Tuesday, October 16, 2007

Natural Areas conference

When I started my PhD studies in November 2005, I set myself a goal of attending atleast two international conferences every year. So far I have been living my dream, and sometimes exceeded my expectations. I have just returned from attending my last conference for 2007.

I was an international guest at the Natural Areas Conference. The NAC is an an annual conference of the Natural Areas Association, and every year they give scholarships to international guests to participate in the conference. This year's conference was held in Cleveland, Ohio from 9- 12th Oct. The NAC is quite unique from other conferences have attended because it is primarily made up of conservation practitioners, as opposed to academics. Although there were a few of us who gave purely academic talks, most of the focus was on pressing conservation issues like invasive species, deer and land management etc.

Prior to the conference I went on a field trip to Hockings Hills, in Ohio. It was a really exciting trip where I got to meet many people and made lots of friends. The Hokings hills is a real gem, very scenic with lush green forests. Ofcourse it doesn't come close to Africa, but for American standards it is great. What impressed me most were the sculpted sandstone cliffs and outcroppings, which were a result of past geologic events.

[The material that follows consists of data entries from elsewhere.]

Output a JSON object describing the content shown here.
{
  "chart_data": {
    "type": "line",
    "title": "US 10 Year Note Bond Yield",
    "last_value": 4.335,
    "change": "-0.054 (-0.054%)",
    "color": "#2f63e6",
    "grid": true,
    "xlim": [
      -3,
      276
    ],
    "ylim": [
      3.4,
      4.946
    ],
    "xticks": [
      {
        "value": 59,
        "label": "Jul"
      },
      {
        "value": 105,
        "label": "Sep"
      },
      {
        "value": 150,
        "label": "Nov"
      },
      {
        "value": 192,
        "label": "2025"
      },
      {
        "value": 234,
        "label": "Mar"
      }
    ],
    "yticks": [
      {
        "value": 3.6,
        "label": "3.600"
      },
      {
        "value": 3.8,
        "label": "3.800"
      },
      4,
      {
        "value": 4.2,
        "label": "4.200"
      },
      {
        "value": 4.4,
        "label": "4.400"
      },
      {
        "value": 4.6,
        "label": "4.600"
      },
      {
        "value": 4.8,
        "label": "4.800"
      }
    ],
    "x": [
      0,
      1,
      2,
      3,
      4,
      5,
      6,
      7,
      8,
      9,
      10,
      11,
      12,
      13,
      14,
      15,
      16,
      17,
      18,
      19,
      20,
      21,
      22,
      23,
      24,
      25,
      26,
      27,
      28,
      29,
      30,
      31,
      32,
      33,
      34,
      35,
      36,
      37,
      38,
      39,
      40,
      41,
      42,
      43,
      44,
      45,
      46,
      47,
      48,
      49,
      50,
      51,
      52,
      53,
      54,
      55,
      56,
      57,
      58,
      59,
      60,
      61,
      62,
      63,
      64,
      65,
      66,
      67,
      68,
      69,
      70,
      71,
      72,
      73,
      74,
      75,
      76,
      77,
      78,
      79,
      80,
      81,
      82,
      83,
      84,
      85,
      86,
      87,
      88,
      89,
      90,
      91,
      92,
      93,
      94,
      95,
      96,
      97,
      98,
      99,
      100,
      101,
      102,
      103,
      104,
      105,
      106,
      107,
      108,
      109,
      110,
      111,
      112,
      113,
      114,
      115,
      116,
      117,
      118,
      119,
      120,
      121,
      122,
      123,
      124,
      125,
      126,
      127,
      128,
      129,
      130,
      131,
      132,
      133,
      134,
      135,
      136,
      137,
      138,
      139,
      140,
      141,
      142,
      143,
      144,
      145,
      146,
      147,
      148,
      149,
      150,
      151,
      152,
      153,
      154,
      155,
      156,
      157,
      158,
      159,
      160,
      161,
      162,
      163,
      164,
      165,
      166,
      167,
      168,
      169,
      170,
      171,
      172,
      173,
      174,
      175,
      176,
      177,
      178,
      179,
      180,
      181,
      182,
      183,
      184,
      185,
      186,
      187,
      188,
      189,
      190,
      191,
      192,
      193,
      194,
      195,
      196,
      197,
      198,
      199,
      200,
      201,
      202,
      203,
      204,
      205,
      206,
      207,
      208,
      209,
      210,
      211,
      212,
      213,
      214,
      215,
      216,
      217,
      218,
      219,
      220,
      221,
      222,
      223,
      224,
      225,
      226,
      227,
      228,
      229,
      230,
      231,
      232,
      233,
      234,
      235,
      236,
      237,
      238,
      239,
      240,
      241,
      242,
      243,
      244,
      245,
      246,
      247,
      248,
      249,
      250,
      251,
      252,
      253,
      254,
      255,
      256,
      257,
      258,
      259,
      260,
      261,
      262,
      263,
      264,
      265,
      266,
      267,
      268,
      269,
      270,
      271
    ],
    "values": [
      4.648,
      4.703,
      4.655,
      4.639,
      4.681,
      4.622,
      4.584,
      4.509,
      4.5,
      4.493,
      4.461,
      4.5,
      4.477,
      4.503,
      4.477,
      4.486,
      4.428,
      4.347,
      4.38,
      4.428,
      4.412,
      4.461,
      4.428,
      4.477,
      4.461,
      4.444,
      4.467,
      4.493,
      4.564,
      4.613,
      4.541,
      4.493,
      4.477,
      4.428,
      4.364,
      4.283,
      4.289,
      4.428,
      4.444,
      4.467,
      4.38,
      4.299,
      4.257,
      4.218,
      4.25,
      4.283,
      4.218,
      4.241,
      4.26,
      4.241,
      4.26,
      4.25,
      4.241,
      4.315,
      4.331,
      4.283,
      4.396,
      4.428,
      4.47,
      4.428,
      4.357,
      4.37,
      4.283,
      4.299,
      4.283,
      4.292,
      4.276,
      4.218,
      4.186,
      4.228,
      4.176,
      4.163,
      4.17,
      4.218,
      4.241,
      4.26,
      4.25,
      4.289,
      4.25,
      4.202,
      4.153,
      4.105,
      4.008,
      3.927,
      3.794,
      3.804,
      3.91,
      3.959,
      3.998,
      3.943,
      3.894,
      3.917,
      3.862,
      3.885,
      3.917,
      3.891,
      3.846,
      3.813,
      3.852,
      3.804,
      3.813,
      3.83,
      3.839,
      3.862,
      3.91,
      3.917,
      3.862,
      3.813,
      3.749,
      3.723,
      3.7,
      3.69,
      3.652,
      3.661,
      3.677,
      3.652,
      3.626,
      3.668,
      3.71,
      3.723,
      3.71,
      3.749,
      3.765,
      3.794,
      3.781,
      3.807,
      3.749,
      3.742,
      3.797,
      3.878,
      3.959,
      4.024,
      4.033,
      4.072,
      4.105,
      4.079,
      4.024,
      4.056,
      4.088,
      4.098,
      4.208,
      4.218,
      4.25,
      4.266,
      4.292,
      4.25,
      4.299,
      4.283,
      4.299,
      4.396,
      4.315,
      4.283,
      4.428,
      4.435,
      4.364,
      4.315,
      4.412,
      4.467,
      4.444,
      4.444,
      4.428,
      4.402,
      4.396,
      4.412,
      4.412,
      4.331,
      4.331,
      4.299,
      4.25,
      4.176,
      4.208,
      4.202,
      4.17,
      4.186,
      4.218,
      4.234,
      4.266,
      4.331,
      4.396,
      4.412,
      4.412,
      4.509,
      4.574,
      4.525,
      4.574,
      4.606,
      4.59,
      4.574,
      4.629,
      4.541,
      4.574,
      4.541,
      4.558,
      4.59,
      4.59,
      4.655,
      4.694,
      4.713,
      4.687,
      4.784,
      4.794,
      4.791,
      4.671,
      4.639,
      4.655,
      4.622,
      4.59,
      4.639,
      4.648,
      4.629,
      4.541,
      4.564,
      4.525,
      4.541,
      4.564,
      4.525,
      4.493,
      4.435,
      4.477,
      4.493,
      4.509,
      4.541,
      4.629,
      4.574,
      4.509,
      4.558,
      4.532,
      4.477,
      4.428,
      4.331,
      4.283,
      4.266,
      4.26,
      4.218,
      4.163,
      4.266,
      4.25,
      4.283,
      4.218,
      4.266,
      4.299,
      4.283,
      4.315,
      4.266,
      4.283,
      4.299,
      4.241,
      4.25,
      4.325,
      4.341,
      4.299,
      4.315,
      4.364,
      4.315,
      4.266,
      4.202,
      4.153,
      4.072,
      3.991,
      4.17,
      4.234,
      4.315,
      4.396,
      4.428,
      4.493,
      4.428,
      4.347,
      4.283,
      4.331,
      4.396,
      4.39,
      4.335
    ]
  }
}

Most of the sandstones were in regular shapes as if they were cut by a mschine.

During the conference I also took a field trip to Kelley's Island, but this was rather disappointing because I was expecting a very pristine, uninhabitated island. But Kelley is technically a small Isand town. Anyhow, the main attraction of Kelley's Isand is the abandon of fossils on the limestone beaches as a result of past glacial action. And the glacial grooves that were formed during the pleistocene era, when glacia brushed through the ancient sea bed rock and created the massive grooves on the bed rock which look like erosion gully. Apparently most of the Midwest USA and most of Canada was covered by glacia to a height of almost 2 miles...

...but that was 350 million years ago.